How to Remove Glue and Adhesive Stains With Mineral-Based Removal
A mineral-based removal method is another option for getting rid of residue on the wood.
Pour a small amount of mineral oil on the spilled adhesive and rub it with a clean cloth. If you only have mineral spirits, combine them in a 1-to-1 ratio with olive oil to make a mixture before lightly applying it to the glue spot.
How to Remove Glue and Adhesive Stains With Commercial Residue Removal
If none of the previous methods work to remove the adhesive from the wood, try a commercial residue remover.
Apply a commercial residue remover to the stain. Always look to the instructions on the back of the product to know how long to let the solution sit on the stain.
Wipe down the wood with a cloth to remove excess liquid.

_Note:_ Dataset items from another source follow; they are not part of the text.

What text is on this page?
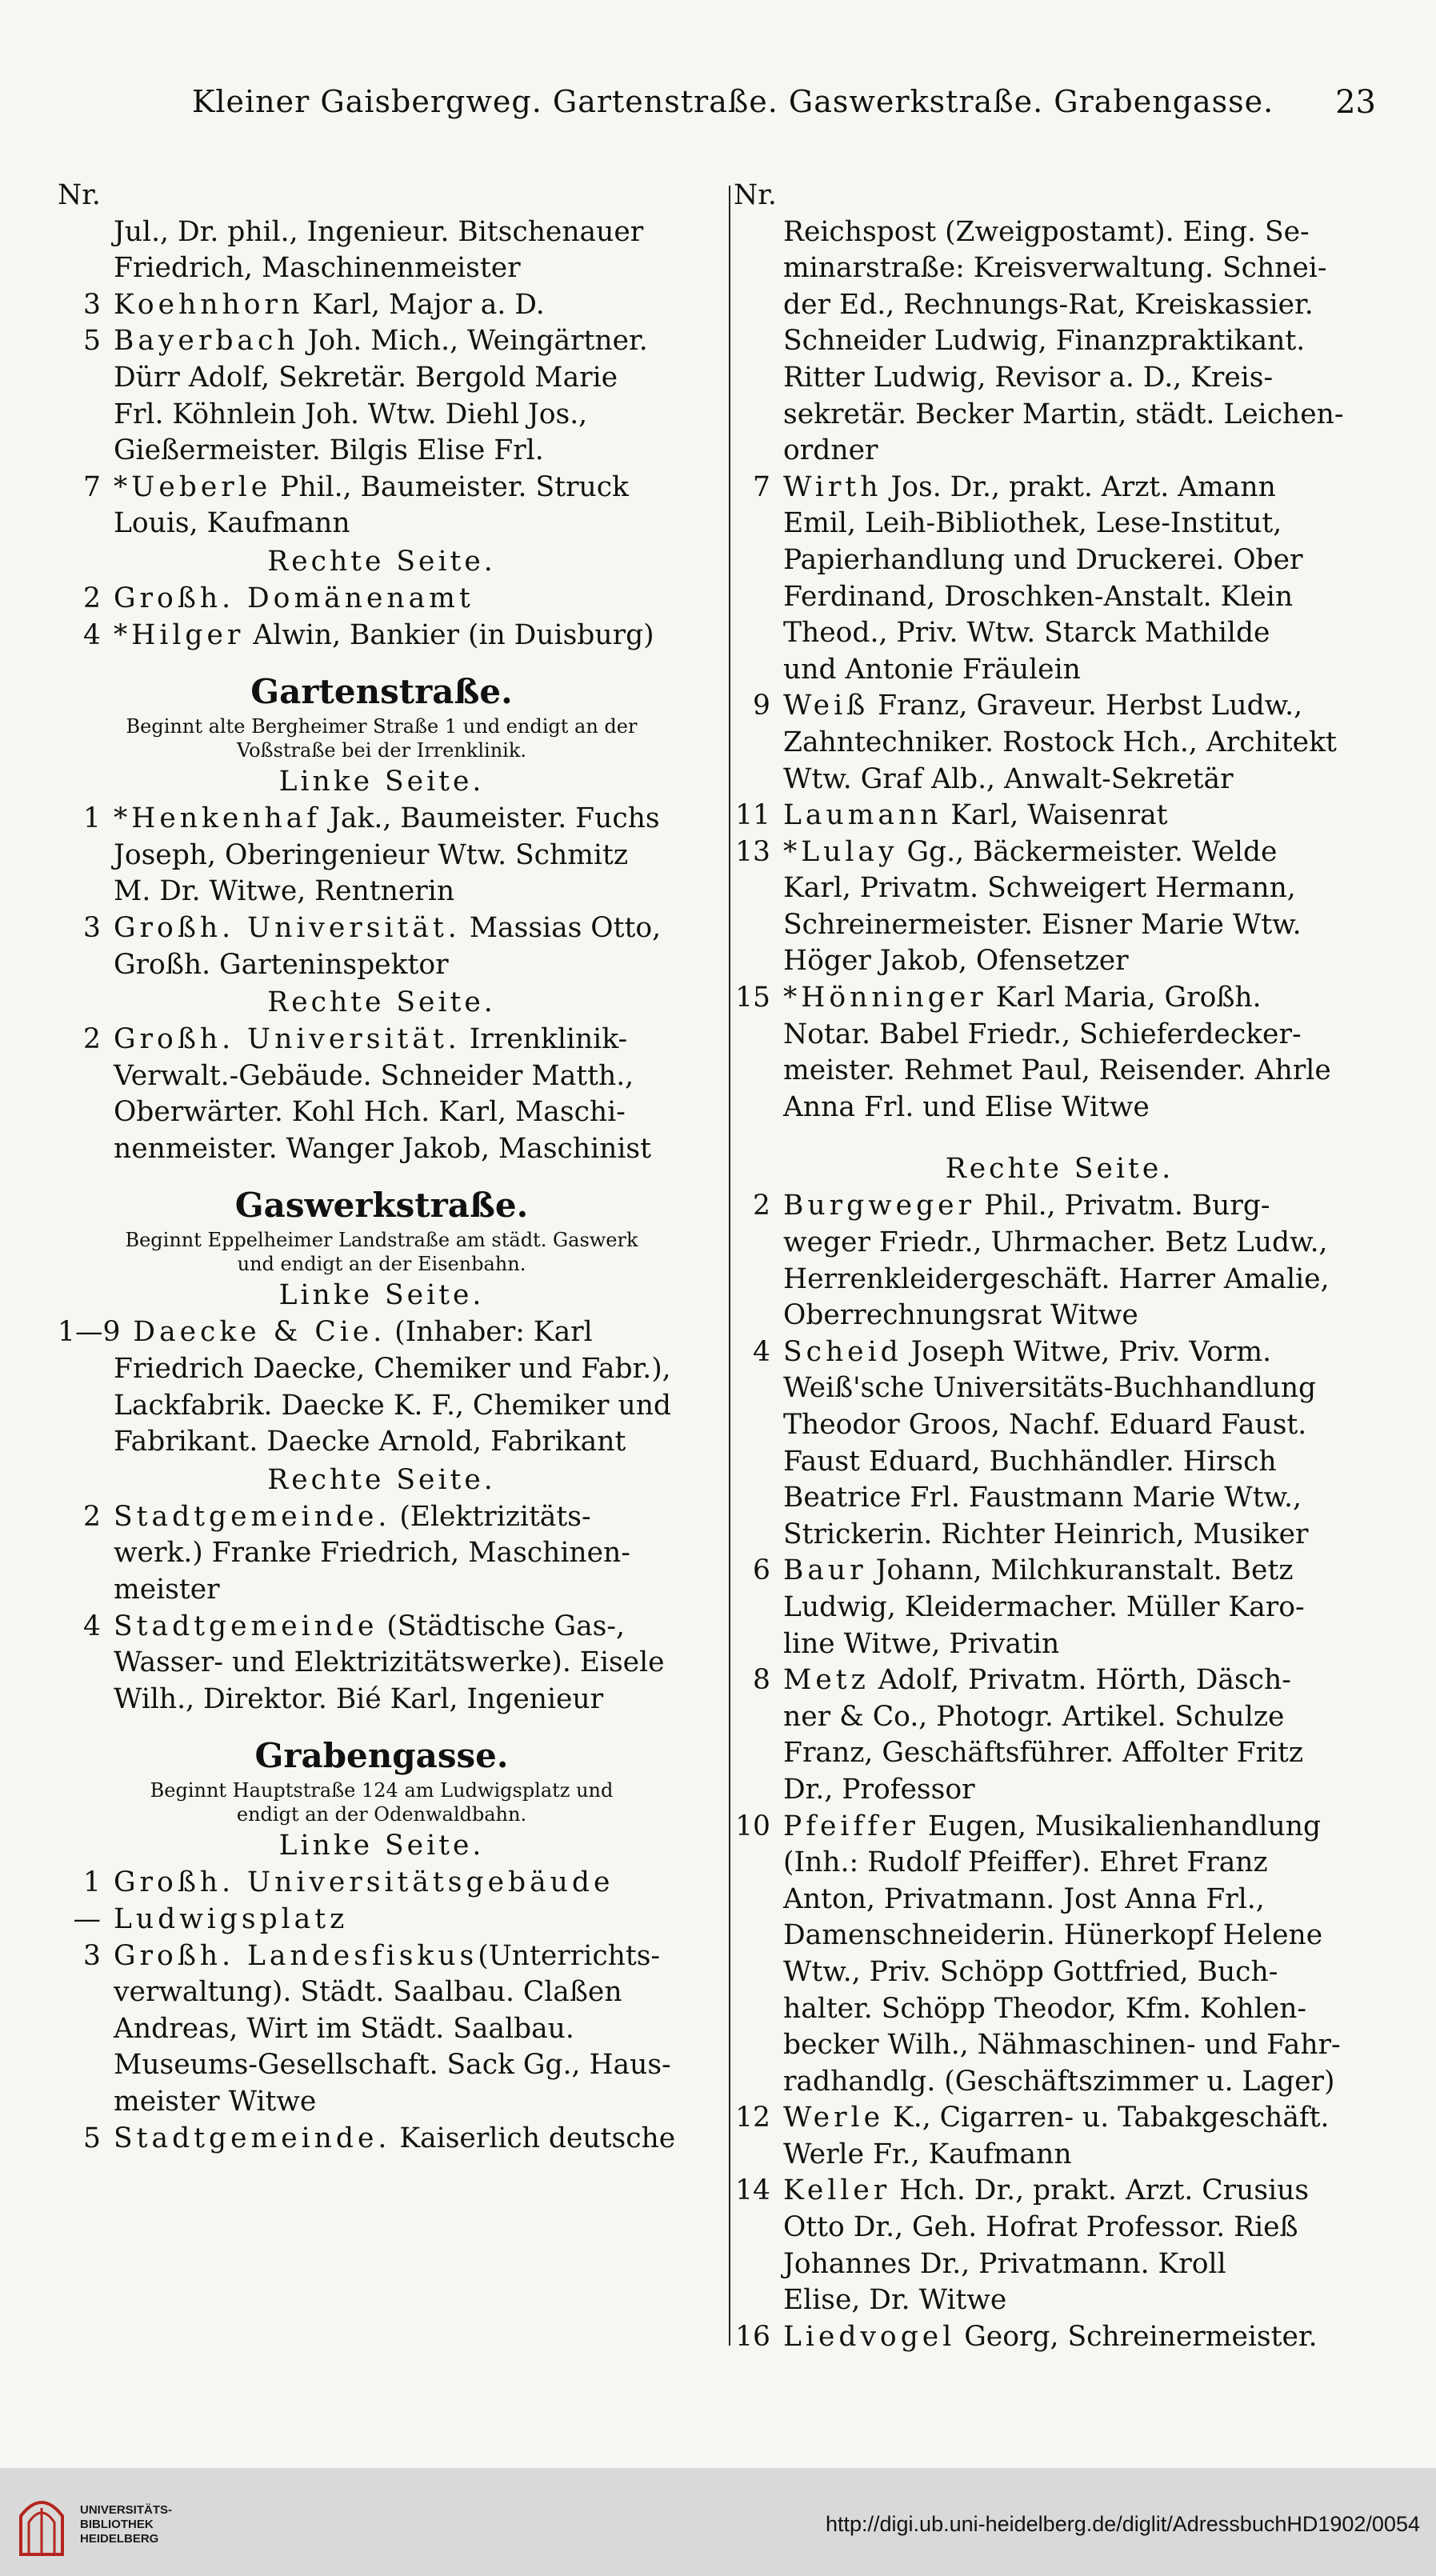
Kleiner Gaisbergweg. Gartenstraße. Gaswerkstraße. Grabengasse. 23
Nr.
Jul., Dr. phil., Ingenieur. Bitschenauer
Friedrich, Maschinenmeister
3 Koehnhorn Karl, Major a. D.
5 Bayerbach Joh. Mich., Weingärtner.
Dürr Adolf, Sekretär. Bergold Marie
Frl. Köhnlein Joh. Wtw. Diehl Jos.,
Gießermeister. Bilgis Elise Frl.
7 *Ueberle Phil., Baumeister. Struck
Louis, Kaufmann
Rechte Seite.
2 Großh. Domänenamt
4 *Hilger Alwin, Bankier (in Duisburg)
Gartenstraße.
Beginnt alte Bergheimer Straße 1 und endigt an der
Voßstraße bei der Irrenklinik.
Linke Seite.
1 *Henkenhaf Jak., Baumeister. Fuchs
Joseph, Oberingenieur Wtw. Schmitz
M. Dr. Witwe, Rentnerin
3 Großh. Universität. Massias Otto,
Großh. Garteninspektor
Rechte Seite.
2 Großh. Universität. Irrenklinik-
Verwalt.-Gebäude. Schneider Matth.,
Oberwärter. Kohl Hch. Karl, Maschi-
nenmeister. Wanger Jakob, Maschinist
Gaswerkstraße.
Beginnt Eppelheimer Landstraße am städt. Gaswerk
und endigt an der Eisenbahn.
Linke Seite.
1—9 Daecke & Cie. (Inhaber: Karl
Friedrich Daecke, Chemiker und Fabr.),
Lackfabrik. Daecke K. F., Chemiker und
Fabrikant. Daecke Arnold, Fabrikant
Rechte Seite.
2 Stadtgemeinde. (Elektrizitäts-
werk.) Franke Friedrich, Maschinen-
meister
4 Stadtgemeinde (Städtische Gas-,
Wasser- und Elektrizitätswerke). Eisele
Wilh., Direktor. Bié Karl, Ingenieur
Grabengasse.
Beginnt Hauptstraße 124 am Ludwigsplatz und
endigt an der Odenwaldbahn.
Linke Seite.
1 Großh. Universitätsgebäude
— Ludwigsplatz
3 Großh. Landesfiskus(Unterrichts-
verwaltung). Städt. Saalbau. Claßen
Andreas, Wirt im Städt. Saalbau.
Museums-Gesellschaft. Sack Gg., Haus-
meister Witwe
5 Stadtgemeinde. Kaiserlich deutsche
Nr.
Reichspost (Zweigpostamt). Eing. Se-
minarstraße: Kreisverwaltung. Schnei-
der Ed., Rechnungs-Rat, Kreiskassier.
Schneider Ludwig, Finanzpraktikant.
Ritter Ludwig, Revisor a. D., Kreis-
sekretär. Becker Martin, städt. Leichen-
ordner
7 Wirth Jos. Dr., prakt. Arzt. Amann
Emil, Leih-Bibliothek, Lese-Institut,
Papierhandlung und Druckerei. Ober
Ferdinand, Droschken-Anstalt. Klein
Theod., Priv. Wtw. Starck Mathilde
und Antonie Fräulein
9 Weiß Franz, Graveur. Herbst Ludw.,
Zahntechniker. Rostock Hch., Architekt
Wtw. Graf Alb., Anwalt-Sekretär
11 Laumann Karl, Waisenrat
13 *Lulay Gg., Bäckermeister. Welde
Karl, Privatm. Schweigert Hermann,
Schreinermeister. Eisner Marie Wtw.
Höger Jakob, Ofensetzer
15 *Hönninger Karl Maria, Großh.
Notar. Babel Friedr., Schieferdecker-
meister. Rehmet Paul, Reisender. Ahrle
Anna Frl. und Elise Witwe
Rechte Seite.
2 Burgweger Phil., Privatm. Burg-
weger Friedr., Uhrmacher. Betz Ludw.,
Herrenkleidergeschäft. Harrer Amalie,
Oberrechnungsrat Witwe
4 Scheid Joseph Witwe, Priv. Vorm.
Weiß'sche Universitäts-Buchhandlung
Theodor Groos, Nachf. Eduard Faust.
Faust Eduard, Buchhändler. Hirsch
Beatrice Frl. Faustmann Marie Wtw.,
Strickerin. Richter Heinrich, Musiker
6 Baur Johann, Milchkuranstalt. Betz
Ludwig, Kleidermacher. Müller Karo-
line Witwe, Privatin
8 Metz Adolf, Privatm. Hörth, Däsch-
ner & Co., Photogr. Artikel. Schulze
Franz, Geschäftsführer. Affolter Fritz
Dr., Professor
10 Pfeiffer Eugen, Musikalienhandlung
(Inh.: Rudolf Pfeiffer). Ehret Franz
Anton, Privatmann. Jost Anna Frl.,
Damenschneiderin. Hünerkopf Helene
Wtw., Priv. Schöpp Gottfried, Buch-
halter. Schöpp Theodor, Kfm. Kohlen-
becker Wilh., Nähmaschinen- und Fahr-
radhandlg. (Geschäftszimmer u. Lager)
12 Werle K., Cigarren- u. Tabakgeschäft.
Werle Fr., Kaufmann
14 Keller Hch. Dr., prakt. Arzt. Crusius
Otto Dr., Geh. Hofrat Professor. Rieß
Johannes Dr., Privatmann. Kroll
Elise, Dr. Witwe
16 Liedvogel Georg, Schreinermeister.
UNIVERSITÄTS-
BIBLIOTHEK
HEIDELBERG
http://digi.ub.uni-heidelberg.de/diglit/AdressbuchHD1902/0054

How to Remove Glue and Adhesive Stains With Sandpaper
Consider a more aggressive approach if the above methods aren't effective. Sanding the stained wood may work to remove the stain.
Sand With #600-Grit Sandpaper
Start with #600-grit sandpaper, a very fine-grit sandpaper less likely to damage the wood finish. Sand the residue until the sandpaper is level with the wood.
Switch to #1200-Grit Sandpaper
If the #600-grit isn't effective, you may have to switch to #1200 grit sandpaper, a finer-grained option.
Refinish With Gloss
Once the sandpaper has removed the stain, apply a satin or dull gloss finish to return the shine to the wood.
Additional Tips for Handling Glue and Adhesive Stains
To protect your wood furniture while repairing, building, or crafting, put down a protective layer of paper. Old newspapers, a drop cloth, or plastic wrap effectively keep glue and adhesives off wood furniture. When applying removal methods, always begin with gentler techniques, and work your way up to more robust, abrasive solutions as necessary.
Before trying any commercial removal products, particularly ones you're less familiar with, test the solution on a small, inconspicuous area of the wood. Remember that a lot of wood furniture and flooring has a surface finish, such as lacquer or polyurethane, meaning that you're removing the glue from the finish, not the wood itself.